Unable to see how convergence in $L^p$ norm is being used to derive an expression?

Question

I'm reading notes on the closeability of differential operators where the author says let $\Omega\subset \mathbb{R}^n$, and then defines the operator $A:C_0^\infty(\Omega)\to L^p(\Omega)$ by $$ Au := \sum_{|\alpha|\le m}a_\alpha \partial^\alpha u, $$ and its formal adjoint $B:C_0^\infty(\Omega)\to L^q(\Omega)$ by $$ Bv := \sum_{|\alpha|\le m}(-1)^{|\alpha|}\partial^\alpha (a_\alpha v), $$ He then says that integration by parts shows that $$ \int_\Omega v(Au) = \int_\Omega (Bv) u, \quad \quad \text{for all} \ u,v \in C_0^\infty(\mathbb{R}^n). $$ Now let $u_k\in C_0^\infty(\Omega)$ be a sequence of smooth functions with compact support and let $v\in L^p(\Omega)$ such that $$ (*) \quad \lim_{k\to\infty} ||u_k||_{L^p} = 0, \quad \lim_{k\to\infty} ||v - Au_k||_{L^p} = 0. $$ Then, for every test function $\phi \in C_0^\infty(\Omega)$, we have $$ (**) \quad \int_\Omega \phi v = \lim_{k\to \infty} \int_\Omega \phi (Au_k) = \lim_{k\to \infty} \int_\Omega (B\phi) u_k = 0. $$ Since $C_0^\infty(\Omega)$ is dense in $L^q(\Omega)$, this implies that $\int_\Omega \phi v = 0$ for all $\phi \in L^q(\Omega)$.
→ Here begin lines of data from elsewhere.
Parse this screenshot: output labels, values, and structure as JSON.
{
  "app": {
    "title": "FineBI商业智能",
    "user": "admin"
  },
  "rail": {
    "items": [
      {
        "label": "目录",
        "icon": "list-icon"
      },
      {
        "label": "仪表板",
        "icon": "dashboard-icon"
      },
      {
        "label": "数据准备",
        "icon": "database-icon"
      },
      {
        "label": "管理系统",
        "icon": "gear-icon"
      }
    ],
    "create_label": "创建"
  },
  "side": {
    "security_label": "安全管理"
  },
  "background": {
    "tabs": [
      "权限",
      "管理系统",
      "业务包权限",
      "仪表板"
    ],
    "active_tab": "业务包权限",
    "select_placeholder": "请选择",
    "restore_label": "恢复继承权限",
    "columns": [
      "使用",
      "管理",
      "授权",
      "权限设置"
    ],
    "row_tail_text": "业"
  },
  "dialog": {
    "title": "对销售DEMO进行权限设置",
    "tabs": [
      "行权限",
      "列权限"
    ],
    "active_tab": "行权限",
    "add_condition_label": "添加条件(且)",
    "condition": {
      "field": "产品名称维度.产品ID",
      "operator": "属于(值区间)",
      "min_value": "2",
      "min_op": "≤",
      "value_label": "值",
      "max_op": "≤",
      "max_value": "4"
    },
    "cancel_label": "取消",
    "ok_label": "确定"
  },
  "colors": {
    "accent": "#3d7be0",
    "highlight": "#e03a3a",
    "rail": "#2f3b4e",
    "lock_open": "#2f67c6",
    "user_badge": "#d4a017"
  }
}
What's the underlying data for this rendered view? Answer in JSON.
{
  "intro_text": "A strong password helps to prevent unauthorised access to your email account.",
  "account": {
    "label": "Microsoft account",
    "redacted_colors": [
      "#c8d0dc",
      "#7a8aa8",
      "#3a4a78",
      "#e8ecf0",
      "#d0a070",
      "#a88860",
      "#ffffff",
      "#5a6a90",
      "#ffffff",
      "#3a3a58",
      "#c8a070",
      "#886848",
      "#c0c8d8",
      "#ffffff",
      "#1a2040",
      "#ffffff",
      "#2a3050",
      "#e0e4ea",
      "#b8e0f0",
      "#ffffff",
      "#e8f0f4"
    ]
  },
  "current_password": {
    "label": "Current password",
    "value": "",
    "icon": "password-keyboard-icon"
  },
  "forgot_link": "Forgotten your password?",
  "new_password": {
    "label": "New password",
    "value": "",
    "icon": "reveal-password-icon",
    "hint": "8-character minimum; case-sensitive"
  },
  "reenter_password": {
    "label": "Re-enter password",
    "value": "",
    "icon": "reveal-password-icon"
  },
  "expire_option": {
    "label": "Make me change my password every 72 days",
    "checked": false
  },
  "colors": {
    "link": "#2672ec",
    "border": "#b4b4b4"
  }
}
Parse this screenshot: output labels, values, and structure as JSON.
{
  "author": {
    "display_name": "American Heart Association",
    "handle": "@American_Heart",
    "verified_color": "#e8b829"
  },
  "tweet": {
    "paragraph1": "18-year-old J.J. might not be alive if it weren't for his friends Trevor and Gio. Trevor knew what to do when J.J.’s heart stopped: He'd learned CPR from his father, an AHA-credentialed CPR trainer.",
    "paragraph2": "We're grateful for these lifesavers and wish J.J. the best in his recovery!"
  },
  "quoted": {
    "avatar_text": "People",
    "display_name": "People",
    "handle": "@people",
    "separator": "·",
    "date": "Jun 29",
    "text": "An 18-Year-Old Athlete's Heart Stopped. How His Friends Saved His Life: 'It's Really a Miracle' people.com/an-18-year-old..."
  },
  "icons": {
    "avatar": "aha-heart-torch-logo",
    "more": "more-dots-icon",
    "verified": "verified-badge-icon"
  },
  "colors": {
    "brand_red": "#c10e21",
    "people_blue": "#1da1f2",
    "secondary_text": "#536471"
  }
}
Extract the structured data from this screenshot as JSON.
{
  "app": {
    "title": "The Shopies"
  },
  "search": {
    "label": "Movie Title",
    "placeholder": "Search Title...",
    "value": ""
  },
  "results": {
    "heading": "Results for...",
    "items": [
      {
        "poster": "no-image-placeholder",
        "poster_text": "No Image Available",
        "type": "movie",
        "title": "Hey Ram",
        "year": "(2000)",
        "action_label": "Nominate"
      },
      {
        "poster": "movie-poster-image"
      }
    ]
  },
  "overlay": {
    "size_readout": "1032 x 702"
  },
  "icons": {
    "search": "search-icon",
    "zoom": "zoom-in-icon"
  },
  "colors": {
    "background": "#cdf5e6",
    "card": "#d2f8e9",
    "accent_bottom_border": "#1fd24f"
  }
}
1. I don't see how the fact that $u_k$ converges to zero, and $v$ converges to $Au_k$ in the $L^p$ norm allows us to derive $(**)$ from $(*)$? The integrals in $(**)$ do not even use the $L^p$ norm, so how is statement $(**)$ valid?
2. The author says that since $C_0^\infty(\Omega)$ is dense in $L^q(\Omega)$, this implies that $\int_\Omega \phi v = 0$ for all $\phi \in L^q(\Omega)$. How can I show this fact?

Answer 1

Strong convergence in a Banach space implies weak convergence. It means that if ${f}_{k} \rightarrow f$ in ${L}^{p} \left({\Omega}\right)$ and if $g \in {L}^{q} \left({\Omega}\right)$, then $\left\langle g , {f}_{k}\right\rangle \rightarrow \left\langle g , f\right\rangle $ where $\left\langle \ \right\rangle $ is the duality bracket. The reason is that

$$\left|\left\langle g , f\right\rangle -\left\langle g , {f}_{k}\right\rangle \right| = \left|\left\langle g , f-{f}_{k}\right\rangle \right| \leqslant {\left\|g\right\|}_{L ^q(\Omega)} {\left\|f-{f}_{k}\right\|}_{L ^p(\Omega)}$$

It turns out that the duality bracket between ${L}^{p} \left({\Omega}\right)$ and ${L}^{q} \left({\Omega}\right)$ is given by the integral

$$\left\langle g , f\right\rangle = \int_{{\Omega}}^{}g f d x$$

The (**) formula can be rewritten

$$\left\langle {\phi} , {\nu}\right\rangle = {\lim }_{k \rightarrow \infty } \left\langle {\phi} , A {u}_{k}\right\rangle = {\lim }_{k \rightarrow \infty } \left\langle B {\phi} , {u}_{k}\right\rangle = 0$$

Now the duality bracket is continuous, that is to say ${\phi} \rightarrow \left\langle {\phi} , {\nu}\right\rangle $ is continuous in ${L}^{q} \left({\Omega}\right)$. If it is zero on the dense subspace ${\mathscr{C}}_{0}^{\infty } {(\Omega)} \subset {L}^{q} \left({\Omega}\right)$, then it must be zero on all of ${L}^{q} \left({\Omega}\right)$.

Answer 2

1. By Holder's inequality : $$\int_\Omega |\phi( v-Au_k)|=\|\phi( v-Au_k)\|_{L^1} \leq \| \phi \|_{L^{q}}\|v-Au_k \|_{L^{p}} \underset{k \to \infty}\to 0.$$
2. Let $\psi$ any function of $L^q(\Omega)$ and $(\psi_k)$ a sequence of $C_0^\infty(\Omega)$ s.t. $\|\psi-\psi_k\|_{L^q}\underset{k \to \infty}\to 0$. $$\int_{\Omega}\psi v\overset{\delta}=\lim_{k\to \infty} \int_{\Omega}\psi_kv=0.$$ The equality $\delta$ comes from the same reasonning as before : $$\int_{\Omega}|(\psi-\psi_k) v|=\|(\psi-\psi_k) v\|_{L^1} \leq\|\psi-\psi_k\|_{L^q} \|v\|_{L^p} \underset{k \to \infty}\to 0.$$